(I walk in the door, despondent after my latest online date.
“So, what was she like?” says Beta Max, reclining on the lounge with Xbox controller in one hand and beer can in the other.
“She looked like my ex-wife,” I say. “And was just as opinionated.”
He purses his lips. “Ooh, not good.”
“No. I’m a bit over it, actually.” I plonk on the lounge next to him, watch Beta Max despatch a few enemy soldiers in the latest Call of Duty game. Engrossed in the on-screen carnage, fingers and thumbs tapping away on the controller buttons, he doesn’t take his eyes off the TV screen. “What is it I always say?”
We speak simultaneously: “Plenty more fish in the sea.”
Alpha Girl enters at that moment. “Blew it again, did you?” she says.
I look back, resignedly, at her. “No, not this time.”

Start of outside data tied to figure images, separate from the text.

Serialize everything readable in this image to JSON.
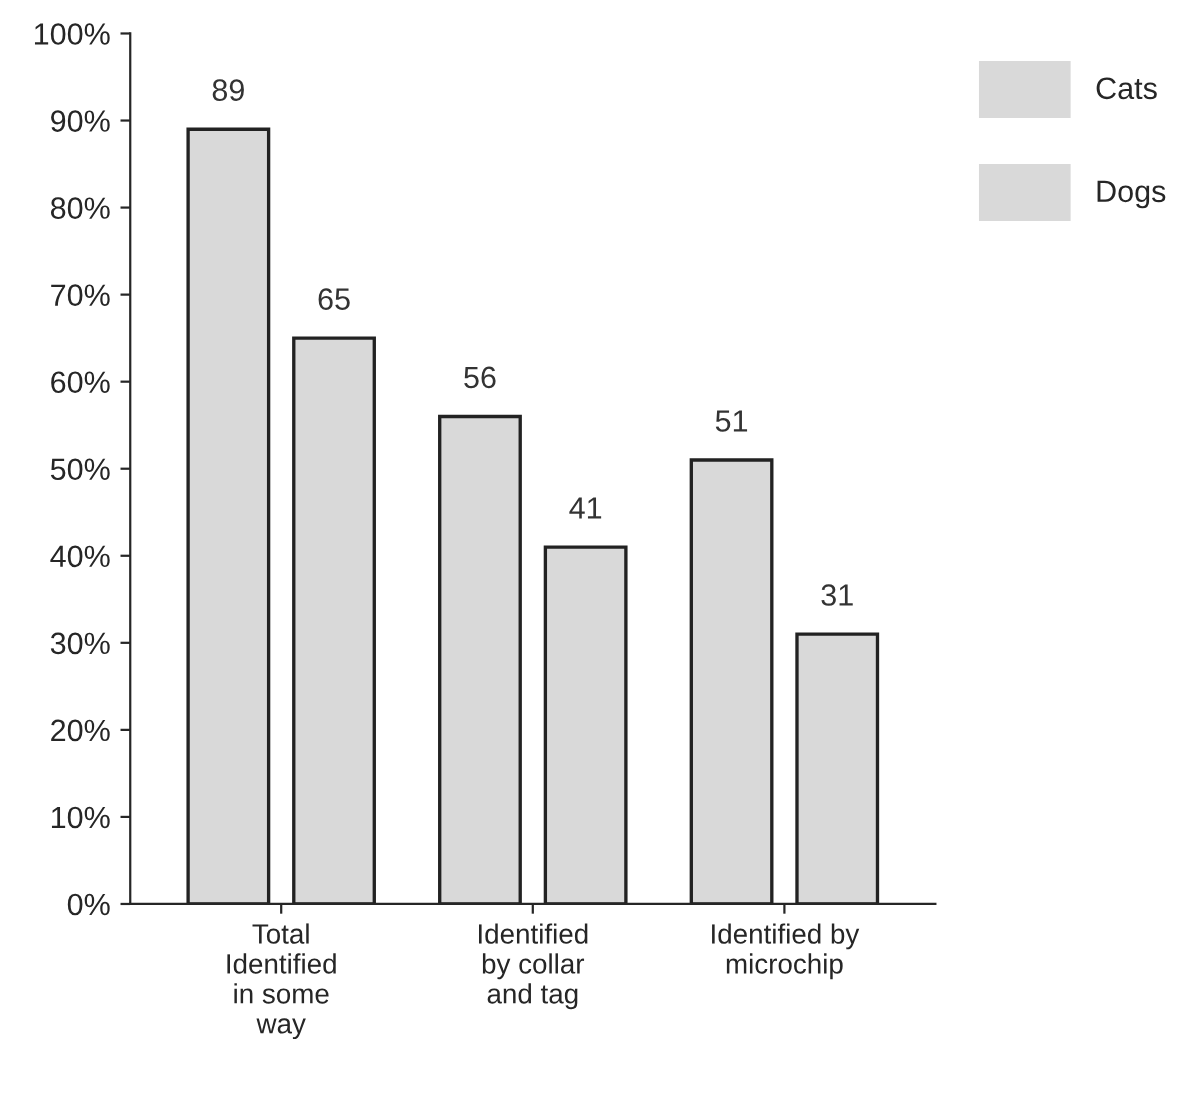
{
  "chart_data": {
    "type": "bar",
    "categories": [
      "Total\nIdentified\nin some\nway",
      "Identified\nby collar\nand tag",
      "Identified by\nmicrochip"
    ],
    "series": [
      {
        "name": "Cats",
        "color": "#d9d9d9",
        "values": [
          89,
          56,
          51
        ]
      },
      {
        "name": "Dogs",
        "color": "#d9d9d9",
        "values": [
          65,
          41,
          31
        ]
      }
    ],
    "ylim": [
      0,
      100
    ],
    "yticks": [
      {
        "value": 0,
        "label": "0%"
      },
      {
        "value": 10,
        "label": "10%"
      },
      {
        "value": 20,
        "label": "20%"
      },
      {
        "value": 30,
        "label": "30%"
      },
      {
        "value": 40,
        "label": "40%"
      },
      {
        "value": 50,
        "label": "50%"
      },
      {
        "value": 60,
        "label": "60%"
      },
      {
        "value": 70,
        "label": "70%"
      },
      {
        "value": 80,
        "label": "80%"
      },
      {
        "value": 90,
        "label": "90%"
      },
      {
        "value": 100,
        "label": "100%"
      }
    ],
    "data_labels": true,
    "legend": "top right",
    "grid": false
  }
}
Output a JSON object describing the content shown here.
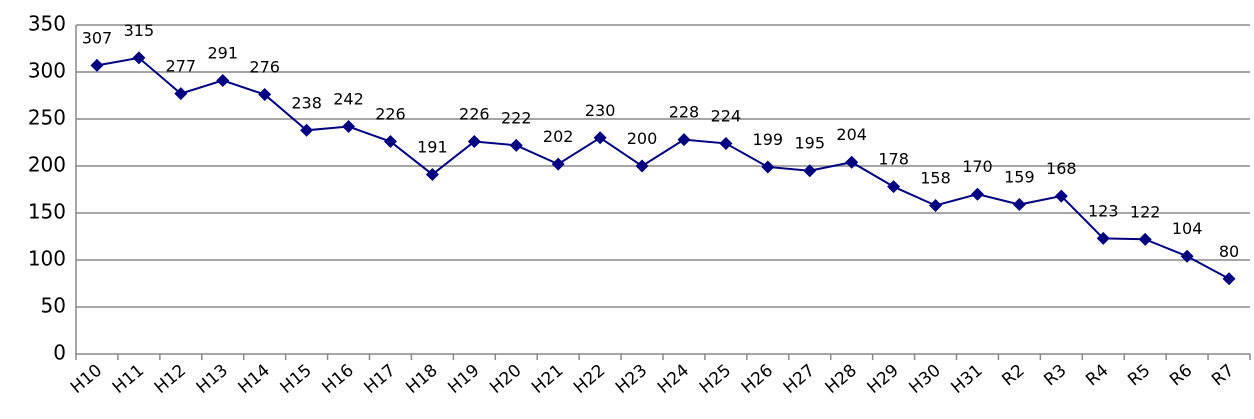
{
  "chart_data": {
    "type": "line",
    "categories": [
      "H10",
      "H11",
      "H12",
      "H13",
      "H14",
      "H15",
      "H16",
      "H17",
      "H18",
      "H19",
      "H20",
      "H21",
      "H22",
      "H23",
      "H24",
      "H25",
      "H26",
      "H27",
      "H28",
      "H29",
      "H30",
      "H31",
      "R2",
      "R3",
      "R4",
      "R5",
      "R6",
      "R7"
    ],
    "series": [
      {
        "color": "#000080",
        "values": [
          307,
          315,
          277,
          291,
          276,
          238,
          242,
          226,
          191,
          226,
          222,
          202,
          230,
          200,
          228,
          224,
          199,
          195,
          204,
          178,
          158,
          170,
          159,
          168,
          123,
          122,
          104,
          80
        ]
      }
    ],
    "ylim": [
      0,
      350
    ],
    "yticks": [
      0,
      50,
      100,
      150,
      200,
      250,
      300,
      350
    ],
    "grid": true
  }
}
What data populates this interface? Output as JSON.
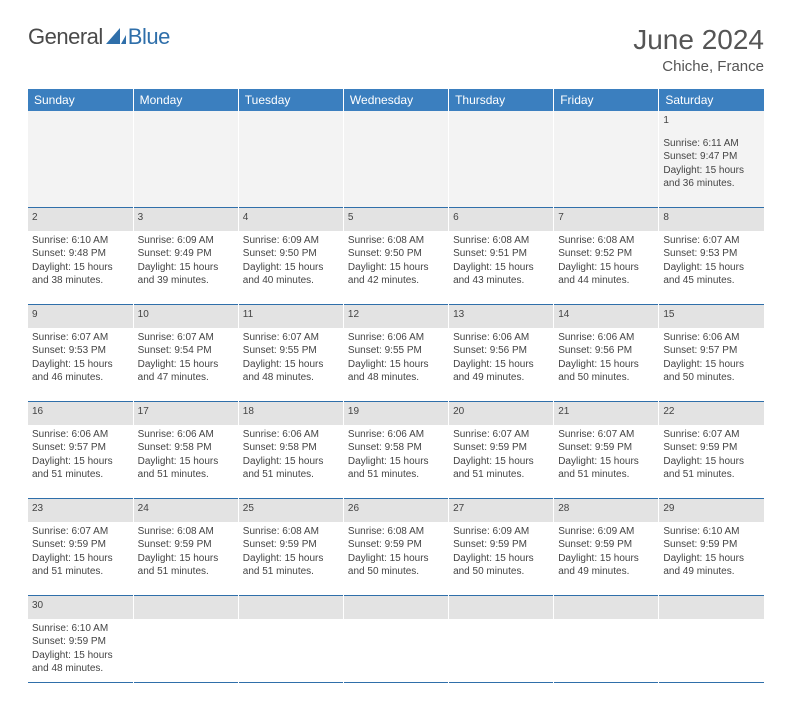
{
  "logo": {
    "t1": "General",
    "t2": "Blue",
    "shape_color": "#2f6faa"
  },
  "header": {
    "title": "June 2024",
    "location": "Chiche, France"
  },
  "colors": {
    "header_bg": "#3b7fbf",
    "header_fg": "#ffffff",
    "daynum_bg": "#e3e3e3",
    "row_divider": "#2f6faa",
    "first_week_bg": "#f3f3f3"
  },
  "weekday_headers": [
    "Sunday",
    "Monday",
    "Tuesday",
    "Wednesday",
    "Thursday",
    "Friday",
    "Saturday"
  ],
  "weeks": [
    {
      "nums": [
        "",
        "",
        "",
        "",
        "",
        "",
        "1"
      ],
      "cells": [
        "",
        "",
        "",
        "",
        "",
        "",
        "Sunrise: 6:11 AM\nSunset: 9:47 PM\nDaylight: 15 hours and 36 minutes."
      ]
    },
    {
      "nums": [
        "2",
        "3",
        "4",
        "5",
        "6",
        "7",
        "8"
      ],
      "cells": [
        "Sunrise: 6:10 AM\nSunset: 9:48 PM\nDaylight: 15 hours and 38 minutes.",
        "Sunrise: 6:09 AM\nSunset: 9:49 PM\nDaylight: 15 hours and 39 minutes.",
        "Sunrise: 6:09 AM\nSunset: 9:50 PM\nDaylight: 15 hours and 40 minutes.",
        "Sunrise: 6:08 AM\nSunset: 9:50 PM\nDaylight: 15 hours and 42 minutes.",
        "Sunrise: 6:08 AM\nSunset: 9:51 PM\nDaylight: 15 hours and 43 minutes.",
        "Sunrise: 6:08 AM\nSunset: 9:52 PM\nDaylight: 15 hours and 44 minutes.",
        "Sunrise: 6:07 AM\nSunset: 9:53 PM\nDaylight: 15 hours and 45 minutes."
      ]
    },
    {
      "nums": [
        "9",
        "10",
        "11",
        "12",
        "13",
        "14",
        "15"
      ],
      "cells": [
        "Sunrise: 6:07 AM\nSunset: 9:53 PM\nDaylight: 15 hours and 46 minutes.",
        "Sunrise: 6:07 AM\nSunset: 9:54 PM\nDaylight: 15 hours and 47 minutes.",
        "Sunrise: 6:07 AM\nSunset: 9:55 PM\nDaylight: 15 hours and 48 minutes.",
        "Sunrise: 6:06 AM\nSunset: 9:55 PM\nDaylight: 15 hours and 48 minutes.",
        "Sunrise: 6:06 AM\nSunset: 9:56 PM\nDaylight: 15 hours and 49 minutes.",
        "Sunrise: 6:06 AM\nSunset: 9:56 PM\nDaylight: 15 hours and 50 minutes.",
        "Sunrise: 6:06 AM\nSunset: 9:57 PM\nDaylight: 15 hours and 50 minutes."
      ]
    },
    {
      "nums": [
        "16",
        "17",
        "18",
        "19",
        "20",
        "21",
        "22"
      ],
      "cells": [
        "Sunrise: 6:06 AM\nSunset: 9:57 PM\nDaylight: 15 hours and 51 minutes.",
        "Sunrise: 6:06 AM\nSunset: 9:58 PM\nDaylight: 15 hours and 51 minutes.",
        "Sunrise: 6:06 AM\nSunset: 9:58 PM\nDaylight: 15 hours and 51 minutes.",
        "Sunrise: 6:06 AM\nSunset: 9:58 PM\nDaylight: 15 hours and 51 minutes.",
        "Sunrise: 6:07 AM\nSunset: 9:59 PM\nDaylight: 15 hours and 51 minutes.",
        "Sunrise: 6:07 AM\nSunset: 9:59 PM\nDaylight: 15 hours and 51 minutes.",
        "Sunrise: 6:07 AM\nSunset: 9:59 PM\nDaylight: 15 hours and 51 minutes."
      ]
    },
    {
      "nums": [
        "23",
        "24",
        "25",
        "26",
        "27",
        "28",
        "29"
      ],
      "cells": [
        "Sunrise: 6:07 AM\nSunset: 9:59 PM\nDaylight: 15 hours and 51 minutes.",
        "Sunrise: 6:08 AM\nSunset: 9:59 PM\nDaylight: 15 hours and 51 minutes.",
        "Sunrise: 6:08 AM\nSunset: 9:59 PM\nDaylight: 15 hours and 51 minutes.",
        "Sunrise: 6:08 AM\nSunset: 9:59 PM\nDaylight: 15 hours and 50 minutes.",
        "Sunrise: 6:09 AM\nSunset: 9:59 PM\nDaylight: 15 hours and 50 minutes.",
        "Sunrise: 6:09 AM\nSunset: 9:59 PM\nDaylight: 15 hours and 49 minutes.",
        "Sunrise: 6:10 AM\nSunset: 9:59 PM\nDaylight: 15 hours and 49 minutes."
      ]
    },
    {
      "nums": [
        "30",
        "",
        "",
        "",
        "",
        "",
        ""
      ],
      "cells": [
        "Sunrise: 6:10 AM\nSunset: 9:59 PM\nDaylight: 15 hours and 48 minutes.",
        "",
        "",
        "",
        "",
        "",
        ""
      ]
    }
  ]
}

“Well, you know what Beta Max says…”
“Don’t say it-”
Beta Max and Alpha Girl in tandem this time, a huge and devious smile on Beta Max’s face: “Plenty more fish in the sea.”)
My second face-to-face date (and third woman I’ve spoken to*). Not so bad. Had a nice meal. Company was okay. Looking like my ex-wife was not a positive point.
Why is it that people don’t look like the photos they put online? Is it because they use old photos, when they were better looking, thinner, had different hair, before they got old and before they got the skin grafts? Yes, my photos are a few years old, but I still look basically the same (except for a few more grey hairs in my goatee and my hairline receding slightly…okay, maybe I shouldn’t be complaining about anyone else).
It is a bit unfair though. I know we shouldn’t judge people based on their looks alone, but isn’t that what first impressions are all about? If the datee puts a misleading photo (or photos) on their online dating profile, aren’t they enticing the unwary would-be dater into a trap, of sorts? The meeting is going to be a surprise, if the dater recognises them at all. Maybe they’re hoping their sterling conversational skills will save the day. After all, looks aren’t everything, right?
Maybe I’m complaining for the sake of complaining. I’m disillusioned and I’ve only met three women so far. I’m sure there will be more. Hopefully not as misleading as the first few.
Back to the coal face. Once more unto the breach. Plenty more fish in the sea (Ugh!).
(“Maybe you should hang out at the supermarket,” says Alpha Girl.
“You think I’ll be more successful at meeting women there?” I say.